Background information
- Origin: Tampa, Florida, United States
- Genres: Pop rock, classic rock, R & B
- Years active: 1964–1970
- Label: Columbia

= The Tropics (band) =

American rock band (1964–1970)

The Tropics was a band formed in 1964 in Tampa, Florida. It included Buddy Pendergrass along with Wayne Guida, Ronnie Ferer, and Spencer Hinkle. Not long after, the Tropics began to perform all over Florida and the Southeastern US where they toured alongside The Who, The Young Rascals, Herman's Hermits, and Heinz Heinz & Dad. In 1966 they won the International Battle of the Bands, signed a recording contract with Columbia Records, and quickly became the top pop rock-band in the Southeast.

==Career==
The group's founder, Buddy Pendergrass put together a seven-piece horn band in 1964 with Wayne Guida on trumpet, Ronnie Ferrer on tenor sax and Spencer Hinkle on drums, playing at all the local Tampa area recreation venues.

Beginning in the summer of 1965, the Tropics toured the state of Florida and the Southeastern United States as a five-piece combo, opening shows for The Who in Miami, The Young Rascals in Tampa and Herman's Hermits in Jacksonville, and at the Diplomat Hotel in Miami, opening the show for Heinz Heinz & Dad for a Columbia Records Showcase.

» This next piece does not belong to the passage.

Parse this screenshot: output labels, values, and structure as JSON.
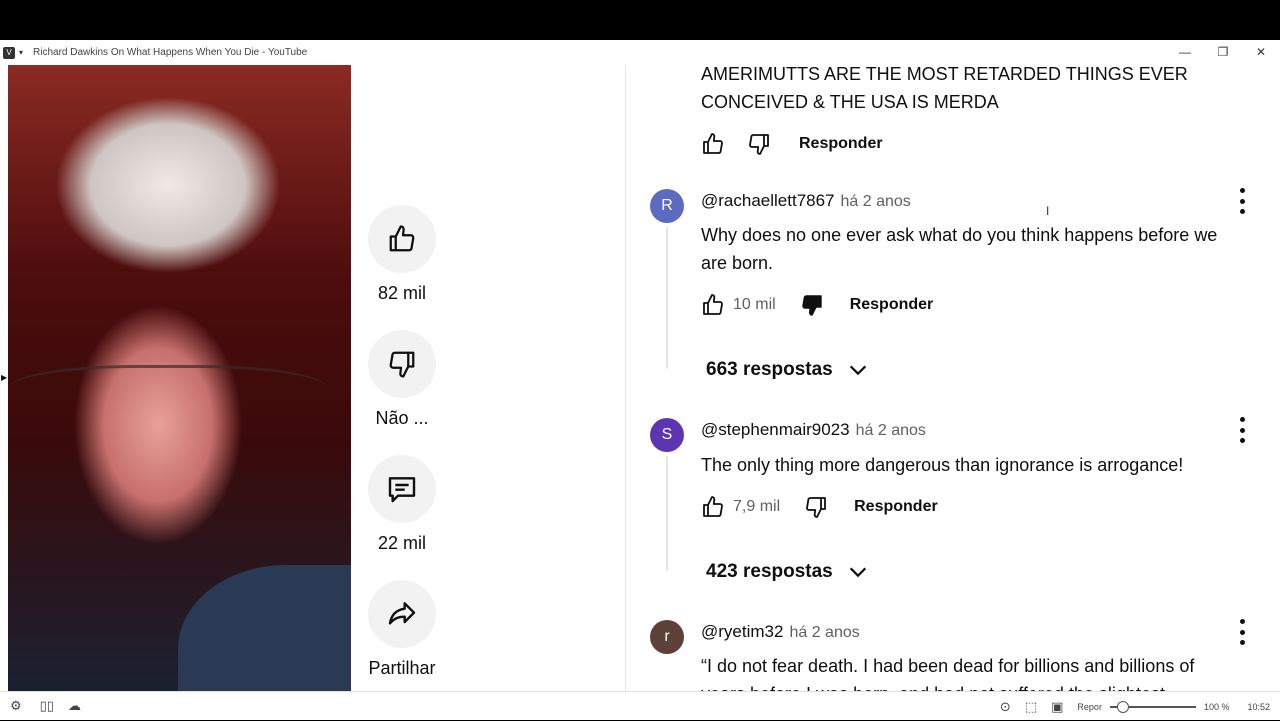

In 1966 The Tropics won The International Battle of the Bands at McCormick Place in Chicago. Competing against performers such as Chicago and Tommy James and the Shondells, The Tropics took first place over more than 1000 bands. Out of that came a recording contract with Columbia Records and the single "Take the Time," produced by Teo Macero, which made it to the top of the local charts and was awarded a "85" on Dick Clark's American Bandstand. The group was also on the American Bandstand tour opening for The Young Rascals.

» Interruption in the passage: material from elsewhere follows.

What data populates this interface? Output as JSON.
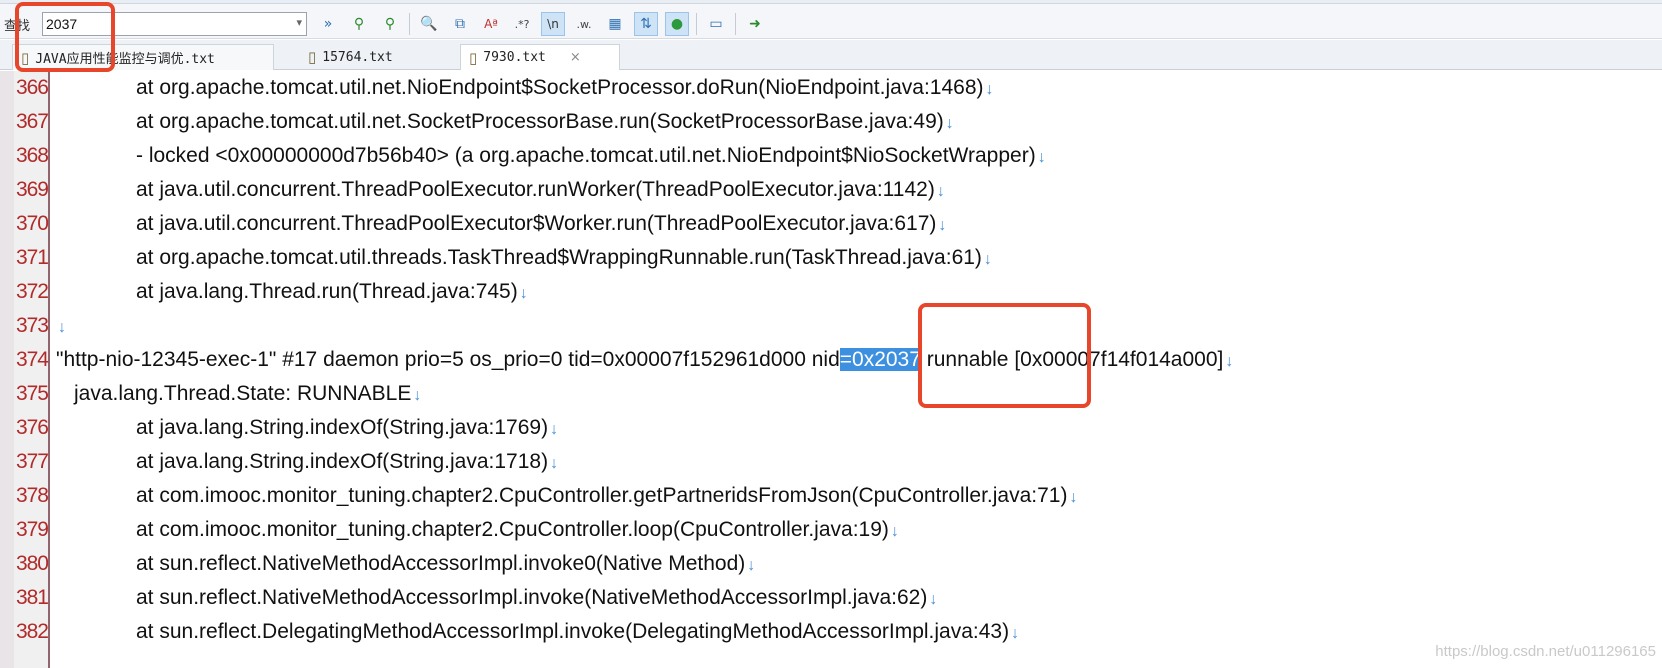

The Tropics became one of the most popular Pop Rock-Showbands in the Southeastern United States between 1965 and 1969 with band members Buddy Pendergrass, Mel Dryer, Charlie Souza, Bobby Shea and Eric Turner. (photo)

The Tropics recorded their first 45 RPM records in Tampa Bay area recording studios and later at Malaco Recording Studios in Jackson, Mississippi. In 1968 a recording session at Columbia Records Studios in New York produced their first hit, "Time".

Sunn Sound Equipment based in Tualatin, Oregon, sponsored the band in the late 1960s by furnishing all sound equipment. Ludwig Drums in New York City, also sponsored the band and furnished Ludwig Premier Drums.

In 1971, Pendergrass formed the Capricorn Records glam rock/psychedelic/hard rock group, White Witch.